強さとやさしさと。
強い国じゃなくてやさしいひとに。
あいつはきっとそんなこと望んでなんかないんだろうけど。
でも、おっきな樹みたいに腕を広げて全部を守ろうとするのがあいつで、だからこそ俺の代わりにあいつは傷つく。

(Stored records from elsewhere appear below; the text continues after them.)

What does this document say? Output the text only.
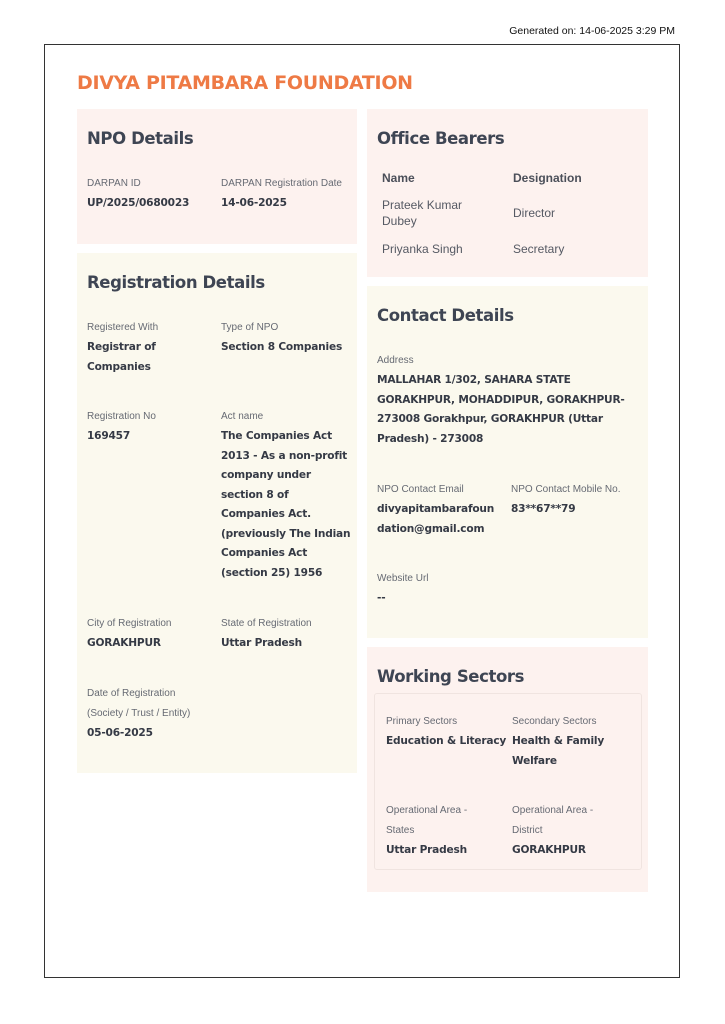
Generated on: 14-06-2025 3:29 PM
DIVYA PITAMBARA FOUNDATION
NPO Details
DARPAN ID
UP/2025/0680023
DARPAN Registration Date
14-06-2025
Registration Details
Registered With
Registrar of Companies
Type of NPO
Section 8 Companies
Registration No
169457
Act name
The Companies Act 2013 - As a non-profit company under section 8 of Companies Act. (previously The Indian Companies Act (section 25) 1956
City of Registration
GORAKHPUR
State of Registration
Uttar Pradesh
Date of Registration (Society / Trust / Entity)
05-06-2025
Office Bearers
Name	Designation
Prateek Kumar Dubey
Director
Priyanka Singh	Secretary
Contact Details
Address
MALLAHAR 1/302, SAHARA STATE GORAKHPUR, MOHADDIPUR, GORAKHPUR-273008 Gorakhpur, GORAKHPUR (Uttar Pradesh) - 273008
NPO Contact Email
divyapitambarafoundation@gmail.com
NPO Contact Mobile No.
83**67**79
Website Url
--
Working Sectors
Primary Sectors
Education & Literacy
Secondary Sectors
Health & Family Welfare
Operational Area - States
Uttar Pradesh
Operational Area - District
GORAKHPUR
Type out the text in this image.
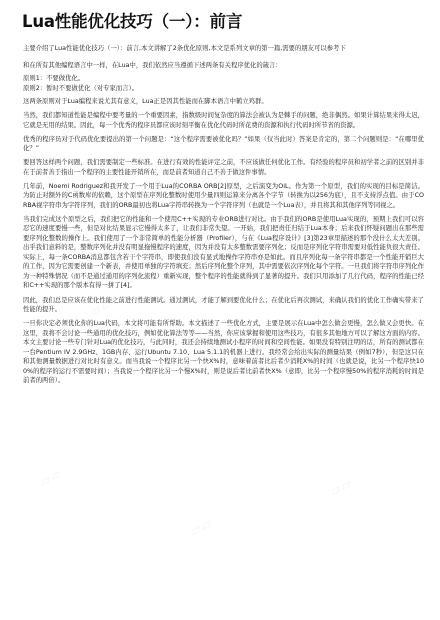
Lua性能优化技巧（一）：前言

主要介绍了Lua性能优化技巧（一）：前言,本文讲解了2条优化原则,本文是系列文章的第一篇,需要的朋友可以参考下

和在所有其他编程语言中一样，在Lua中，我们依然应当遵循下述两条有关程序优化的箴言：

原则1：不要做优化。

原则2：暂时不要做优化（对专家而言）。

这两条原则对于Lua编程来说尤其有意义，Lua正是因其性能而在脚本语言中鹤立鸡群。

当然，我们都知道性能是编程中要考量的一个重要因素，指数级时间复杂度的算法会被认为是棘手的问题，绝非偶然。如果计算结果来得太迟，它就是无用的结果。因此，每一个优秀的程序员都应该时刻平衡在优化代码时所花费的资源和执行代码时所节省的资源。

优秀的程序员对于代码优化要提出的第一个问题是：“这个程序需要被优化吗？”如果（仅当此时）答案是肯定的，第二个问题则是：“在哪里优化？”

要回答这样两个问题，我们需要制定一些标准。在进行有效的性能评定之前，不应该做任何优化工作。有经验的程序员和初学者之前的区别并非在于前者善于指出一个程序的主要性能开销所在，而是前者知道自己不善于做这件事情。

几年前，Noemi Rodriguez和我开发了一个用于Lua的CORBA ORB[2]原型，之后演变为OiL。作为第一个原型，我们的实现的目标是简洁。为防止对额外的C函数库的依赖，这个原型在序列化整数时使用少量四则运算来分离各个字节（转换为以256为底），且不支持浮点值。由于CORBA视字符串为字符序列，我们的ORB最初也将Lua字符串转换为一个字符序列（也就是一个Lua表），并且将其和其他序列等同视之。

当我们完成这个原型之后，我们把它的性能和一个使用C++实现的专业ORB进行对比。由于我们的ORB是使用Lua实现的，预期上我们可以容忍它的速度要慢一些，但是对比结果显示它慢得太多了，让我们非常失望。一开始，我们把责任归结于Lua本身；后来我们怀疑问题出在那些需要序列化整数的操作上。我们使用了一个非常简单的性能分析器（Profiler），与在《Lua程序设计》[3]第23章里描述的那个没什么太大差别。出乎我们意料的是，整数序列化并没有明显拖慢程序的速度，因为并没有太多整数需要序列化；反而是序列化字符串需要对低性能负很大责任。实际上，每一条CORBA消息都包含若干个字符串，即使我们没有显式地操作字符串亦是如此。而且序列化每一条字符串都是一个性能开销巨大的工作，因为它需要创建一个新表，并使用单独的字符填充；然后序列化整个序列，其中需要依次序列化每个字符。一旦我们将字符串序列化作为一种特殊情况（而不是通过通用的序列化流程）重新实现，整个程序的性能就得到了显著的提升。我们只用添加了几行代码，程序的性能已经和C++实现的那个版本有得一拼了[4]。

因此，我们总是应该在优化性能之前进行性能测试。通过测试，才能了解到要优化什么；在优化后再次测试，来确认我们的优化工作确实带来了性能的提升。

一旦你决定必须优化你的Lua代码，本文将可能有所帮助。本文描述了一些优化方式，主要是展示在Lua中怎么做会更慢，怎么做又会更快。在这里，我将不会讨论一些通用的优化技巧，例如优化算法等等——当然，你应该掌握和使用这些技巧，有很多其他地方可以了解这方面的内容。本文主要讨论一些专门针对Lua的优化技巧，与此同时，我还会持续地测试小程序的时间和空间性能。如果没有特别注明的话，所有的测试都在一台Pentium IV 2.9GHz、1GB内存、运行Ubuntu 7.10、Lua 5.1.1的机器上进行。我经常会给出实际的测量结果（例如7秒），但是这只在和其他测量数据进行对比时有意义。而当我说一个程序比另一个快X%时，意味着前者比后者少消耗X%的时间（也就是说，比另一个程序快100%的程序的运行不需要时间）；当我说一个程序比另一个慢X%时，则是说后者比前者快X%（意即，比另一个程序慢50%的程序消耗的时间是前者的两倍）。

▱▱
▱▱
▱▱
▱▱
▱▱
▱▱
▱▱
▱▱
▱▱
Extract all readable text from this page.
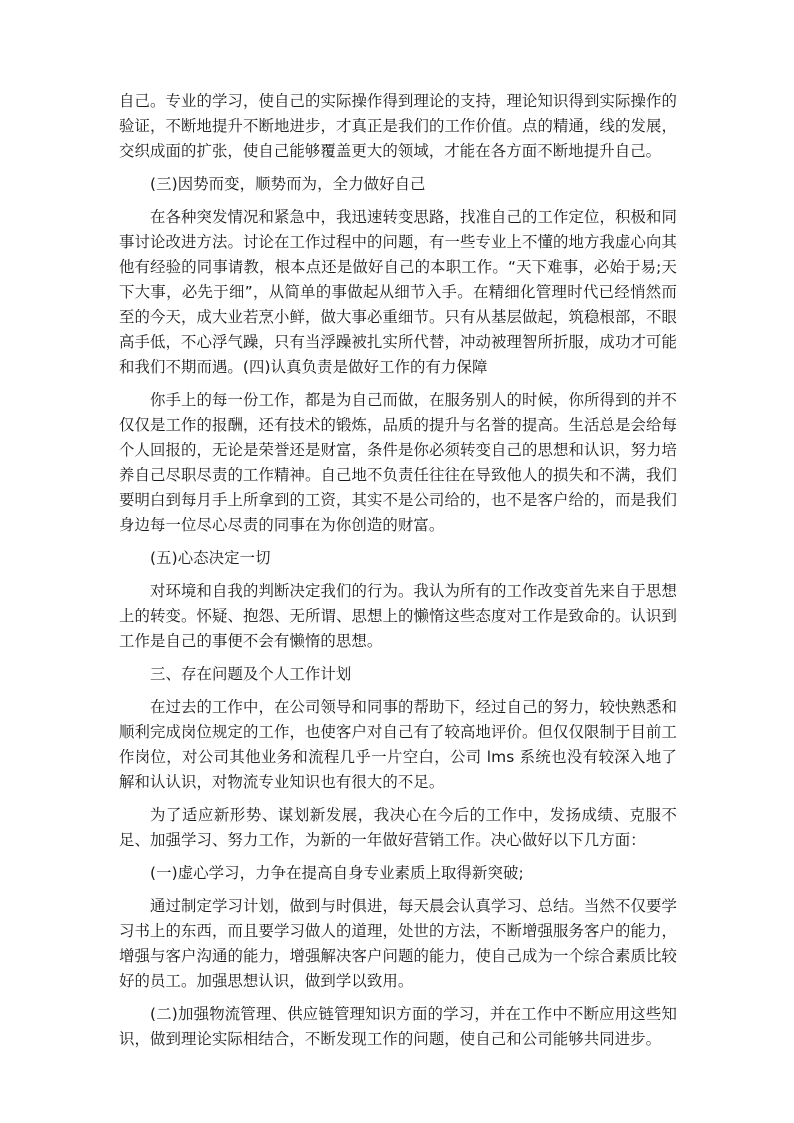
自己。专业的学习，使自己的实际操作得到理论的支持，理论知识得到实际操作的验证，不断地提升不断地进步，才真正是我们的工作价值。点的精通，线的发展，交织成面的扩张，使自己能够覆盖更大的领域，才能在各方面不断地提升自己。

(三)因势而变，顺势而为，全力做好自己

在各种突发情况和紧急中，我迅速转变思路，找准自己的工作定位，积极和同事讨论改进方法。讨论在工作过程中的问题，有一些专业上不懂的地方我虚心向其他有经验的同事请教，根本点还是做好自己的本职工作。“天下难事，必始于易;天下大事，必先于细”，从简单的事做起从细节入手。在精细化管理时代已经悄然而至的今天，成大业若烹小鲜，做大事必重细节。只有从基层做起，筑稳根部，不眼高手低，不心浮气躁，只有当浮躁被扎实所代替，冲动被理智所折服，成功才可能和我们不期而遇。(四)认真负责是做好工作的有力保障

你手上的每一份工作，都是为自己而做，在服务别人的时候，你所得到的并不仅仅是工作的报酬，还有技术的锻炼，品质的提升与名誉的提高。生活总是会给每个人回报的，无论是荣誉还是财富，条件是你必须转变自己的思想和认识，努力培养自己尽职尽责的工作精神。自己地不负责任往往在导致他人的损失和不满，我们要明白到每月手上所拿到的工资，其实不是公司给的，也不是客户给的，而是我们身边每一位尽心尽责的同事在为你创造的财富。

(五)心态决定一切

对环境和自我的判断决定我们的行为。我认为所有的工作改变首先来自于思想上的转变。怀疑、抱怨、无所谓、思想上的懒惰这些态度对工作是致命的。认识到工作是自己的事便不会有懒惰的思想。

三、存在问题及个人工作计划

在过去的工作中，在公司领导和同事的帮助下，经过自己的努力，较快熟悉和顺利完成岗位规定的工作，也使客户对自己有了较高地评价。但仅仅限制于目前工作岗位，对公司其他业务和流程几乎一片空白，公司 lms 系统也没有较深入地了解和认认识，对物流专业知识也有很大的不足。

为了适应新形势、谋划新发展，我决心在今后的工作中，发扬成绩、克服不足、加强学习、努力工作，为新的一年做好营销工作。决心做好以下几方面：

(一)虚心学习，力争在提高自身专业素质上取得新突破;

通过制定学习计划，做到与时俱进，每天晨会认真学习、总结。当然不仅要学习书上的东西，而且要学习做人的道理，处世的方法，不断增强服务客户的能力，增强与客户沟通的能力，增强解决客户问题的能力，使自己成为一个综合素质比较好的员工。加强思想认识，做到学以致用。

(二)加强物流管理、供应链管理知识方面的学习，并在工作中不断应用这些知识，做到理论实际相结合，不断发现工作的问题，使自己和公司能够共同进步。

それがあいつのやさしさで、あいつの考える強さなんだと思うんだ。
でもね、だからこそ俺はやさしくなりたい。
大樹に守られながらその枝の上で唄を響かせる鳥みたいになりたい。
ありがとう、だいすきだよってうたいながら、大樹が結んだ種を遠くまで運ぶ鳥になりたい。
ねえ、日本。ドイツはいいやつだよ。
そりゃ怖いとこもあるけど、俺のことぼろぼろになりながら守ってくれる。
日本のことだってきっと助けてくれる。
あいつは裏切らないよ。
日本はきっともっとドイツと仲良くなれると思うんだ。
だって、日本とドイツ、よく似てるんだもん。
(それは…イタリア君だから、じゃないですかね)
国同士が結ぶ同盟です。そこに利害の一致こそあれ信頼関係や友情めいた気持ちなんて必要ないと思っていた私には、いささか億劫なお話でした。
だからいつものように曖昧に笑ってごまかしたのです。
イタリア君は少し、悲しそうな顔をしましたっけ。
ドイツさんが大樹。イタリア君は鳥。では私はなにになるのか。なにになりたいのか。
(私は…)
「私は刀になりたかったのです」
「刀?」
「ええ、刀に」
刀に。
ひとつの無駄も曇りもなく研ぎ澄まされた、しなやかで迷いのない刀に。
背負ったもの全てを守る、強い、強い、刀に。
「どうしてそんなものになりたいんだい? 刀じゃ、銃には勝てないんだぞ」
「…まったくですね」
ぼたり、ぼたり。
こげるような熱気。地面にあかいはな。
それはまるで椿のよう。
命を終わらせ、地面に還っていくのでしょう。
目の前の男は涼しげな顔。
私の身体に灼熱の太陽を撃ち込んだ男は、重そうな銃を構えたまま微動だにしない。
痛い。熱い。苦しい。太陽が臓腑を焼き尽くしていく。
憎い。憎い。憎い。そして、ああ、悔しい。
私はまたこの男の前に膝をつくのです。
「それにしても…太陽が昇る国に太陽を落とすだなんて、あなたも粋なことをしますねぇ」
それでも皮肉の一つも言ってやらなければ気が済まず、私は精一杯笑いながら、強がりながら、吐き捨てるように。
男は蒼い瞳を丸くして大げさに肩をすくめて。
「君は何を言ってるんだい? 俺の国から見たら君の国も、中国だって、みんな陽の沈む国だよ」
海を挟んで私の東側。
太陽の昇る方。
彼の国はそこにある。
「…ああ、まったくですね」
刀になりたかった。
ひとつの無駄も曇りもなく研ぎ澄まされた、しなやかで迷いのない刀に。
背負ったもの全てを守る、強い、強い、刀に。
周りの強さに負けないように、もっともっと強くなろうと必死で刀を研いで、鋭い切れ味と引き換えにいつしか刃は薄く脆くなった。
だって、日本とドイツ、よく似てるんだもん。
いつかそう言った彼は羽を毟られ、彼を守ろうとした人も枝を焼かれた。
私の刀も折れて砕けた。
羽はいつか生えるだろう。枝はまた緑を芽吹かせるだろう。
では私は?
折れた刀はもう元には戻らない。
似てなどいない。似てなどいないのですよ、イタリア君。
「参りましたよ。まったく、あなたはいつの時代も忌々しいですね」
アメリカさんはつまらなそうに鼻を鳴らしました。
ドイツさんが大樹。イタリア君は鳥。では私はなにになるのか。なにになりたいのか。
折れてしまった刀を抱えた私は、強く在りたいのか、やさしくなりたいのか、それすらもわからないのです。